ChristofferFlensburg / superFreq

Analysis pipeline for cancer sequencing data
MIT License
110 stars 33 forks source link

Explanation of fields in rivers files #81

Closed kmavrommatis closed 2 months ago

kmavrommatis commented 3 years ago
Hi, I am trying to parse the text output files from superFreq in order to get the VAF of specific mutations for each clone. I think the files that are created under the rivers directory should contain this information, but I am having difficulty extract the VAF of the mutation from these files. e.g for a mutation in location chr1: 9737640, Normal is 100% A, Tumor is 28% G Superfreq finds (in file -river.tsv: chr start end name clone sample sample.1 severity type AApos AAbefore AAafter isCosmicCensus
1 9737640 9737640 CLSTN1 (1) intron 2 0.595856955671464 0.112332882535099 22 intron FALSE

Which is assigned to clone 2. Clone 2 is a clone with abundance 51%. Assuming this position is Het, it means that the VAF is ~25% which is within expected value. How can I confirm the VAF of this mutation, or rather find the information if it is homozygous or heterozygous in this clone? What do the values under sample and sample.1 mean?

Is this logic valid or am I missing something? Thanks in advance for your help

ChristofferFlensburg commented 3 years ago

Hey!

The logic is valid. I think sample and sample.1 are the clonalities (note sample cell fraction, not cancer cell fraction) of the variant in the samples.

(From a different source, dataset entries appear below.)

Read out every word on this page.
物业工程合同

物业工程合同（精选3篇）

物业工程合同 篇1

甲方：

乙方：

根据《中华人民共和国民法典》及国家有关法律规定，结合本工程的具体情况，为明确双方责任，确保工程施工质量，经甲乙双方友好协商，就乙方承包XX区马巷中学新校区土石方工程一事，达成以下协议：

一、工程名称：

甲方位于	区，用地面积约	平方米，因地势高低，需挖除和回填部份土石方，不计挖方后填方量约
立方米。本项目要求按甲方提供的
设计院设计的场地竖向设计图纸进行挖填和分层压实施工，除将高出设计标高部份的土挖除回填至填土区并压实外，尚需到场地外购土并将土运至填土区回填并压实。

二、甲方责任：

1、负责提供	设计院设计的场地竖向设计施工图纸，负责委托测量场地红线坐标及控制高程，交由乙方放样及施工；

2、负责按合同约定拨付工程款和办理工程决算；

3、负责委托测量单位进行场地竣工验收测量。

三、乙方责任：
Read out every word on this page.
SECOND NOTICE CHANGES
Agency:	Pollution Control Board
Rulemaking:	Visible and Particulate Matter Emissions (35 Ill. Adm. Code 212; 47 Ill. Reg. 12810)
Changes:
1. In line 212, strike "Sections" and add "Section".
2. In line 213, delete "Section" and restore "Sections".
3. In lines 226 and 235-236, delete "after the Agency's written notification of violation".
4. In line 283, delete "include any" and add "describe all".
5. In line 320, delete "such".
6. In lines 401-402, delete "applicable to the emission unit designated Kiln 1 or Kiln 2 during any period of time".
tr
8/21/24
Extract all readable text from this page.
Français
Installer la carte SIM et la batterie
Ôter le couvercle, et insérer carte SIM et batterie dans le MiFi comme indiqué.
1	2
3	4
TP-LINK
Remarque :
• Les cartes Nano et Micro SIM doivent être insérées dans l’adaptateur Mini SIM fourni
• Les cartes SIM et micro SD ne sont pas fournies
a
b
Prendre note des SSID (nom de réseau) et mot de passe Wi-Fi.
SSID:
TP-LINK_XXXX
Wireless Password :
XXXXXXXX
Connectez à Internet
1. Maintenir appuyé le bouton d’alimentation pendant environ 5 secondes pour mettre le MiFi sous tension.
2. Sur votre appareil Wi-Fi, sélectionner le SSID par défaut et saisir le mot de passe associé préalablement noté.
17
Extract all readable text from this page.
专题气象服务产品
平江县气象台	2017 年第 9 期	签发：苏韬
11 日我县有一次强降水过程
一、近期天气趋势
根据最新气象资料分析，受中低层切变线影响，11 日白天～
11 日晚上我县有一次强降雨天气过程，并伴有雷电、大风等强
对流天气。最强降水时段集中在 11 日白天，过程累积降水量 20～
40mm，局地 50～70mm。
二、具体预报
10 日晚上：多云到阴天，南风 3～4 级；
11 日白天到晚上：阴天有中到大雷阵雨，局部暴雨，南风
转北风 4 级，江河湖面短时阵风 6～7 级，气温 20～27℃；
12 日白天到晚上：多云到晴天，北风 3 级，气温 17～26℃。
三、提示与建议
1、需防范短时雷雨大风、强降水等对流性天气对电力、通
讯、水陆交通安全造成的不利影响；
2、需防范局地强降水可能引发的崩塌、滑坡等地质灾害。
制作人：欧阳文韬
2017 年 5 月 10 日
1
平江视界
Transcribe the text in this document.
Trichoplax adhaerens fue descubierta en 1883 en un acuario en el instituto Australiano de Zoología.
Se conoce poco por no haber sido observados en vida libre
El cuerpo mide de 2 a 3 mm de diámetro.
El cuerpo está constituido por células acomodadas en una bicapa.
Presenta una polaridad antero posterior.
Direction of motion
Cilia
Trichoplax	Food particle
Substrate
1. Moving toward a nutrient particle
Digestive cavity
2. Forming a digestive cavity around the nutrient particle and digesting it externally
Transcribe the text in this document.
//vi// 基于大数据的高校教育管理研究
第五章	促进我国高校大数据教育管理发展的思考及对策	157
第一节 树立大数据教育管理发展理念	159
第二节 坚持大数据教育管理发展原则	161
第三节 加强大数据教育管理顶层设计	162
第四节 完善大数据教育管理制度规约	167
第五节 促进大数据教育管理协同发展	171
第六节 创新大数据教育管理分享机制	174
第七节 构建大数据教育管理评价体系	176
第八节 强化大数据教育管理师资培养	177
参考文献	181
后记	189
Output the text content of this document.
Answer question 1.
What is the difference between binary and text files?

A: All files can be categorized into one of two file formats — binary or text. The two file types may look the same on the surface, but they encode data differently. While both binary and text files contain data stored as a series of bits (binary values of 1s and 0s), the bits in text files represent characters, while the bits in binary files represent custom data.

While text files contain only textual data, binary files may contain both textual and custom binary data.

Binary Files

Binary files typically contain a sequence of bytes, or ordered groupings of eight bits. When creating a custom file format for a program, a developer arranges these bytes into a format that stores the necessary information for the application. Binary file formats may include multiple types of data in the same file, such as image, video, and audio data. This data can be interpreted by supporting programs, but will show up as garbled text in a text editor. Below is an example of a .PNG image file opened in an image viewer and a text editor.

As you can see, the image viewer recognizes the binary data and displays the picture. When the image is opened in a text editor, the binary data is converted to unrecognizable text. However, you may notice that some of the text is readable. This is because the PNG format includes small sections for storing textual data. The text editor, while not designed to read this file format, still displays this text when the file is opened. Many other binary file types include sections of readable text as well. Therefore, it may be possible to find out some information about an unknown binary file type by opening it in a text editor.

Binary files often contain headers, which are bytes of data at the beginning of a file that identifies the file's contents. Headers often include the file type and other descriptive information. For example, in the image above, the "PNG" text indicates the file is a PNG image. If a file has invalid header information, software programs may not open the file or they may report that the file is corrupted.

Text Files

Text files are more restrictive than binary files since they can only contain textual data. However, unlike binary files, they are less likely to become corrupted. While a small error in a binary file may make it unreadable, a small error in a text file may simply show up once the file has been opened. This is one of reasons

The river output deals with clonalities as opposed to VAFs, so you wont find VAF information there, although you can reverse-calculate it by matching against local CNA as you suggest. Probably better to look at somaticVariants.xls (or .csv), but that file only has information in samples where it's called, not across all samples. Look at multisample as well, which is across all samples but VAF information. I haven't touched the multisample output in a few years though, so that might be a bit dated. The scatter plots, especially clones.png, can be a good viz of the VAFs in different clones otherwise, but maybe you want the numbers.

The best way to access the raw data otherwise is from the R output in Rdirectory/myIndividual/allVariants.Rdata, which is a nested list where allVariants$variants$variants$mySample is a data frame with all information about all variants that are present in the VCF from any sample in that individual.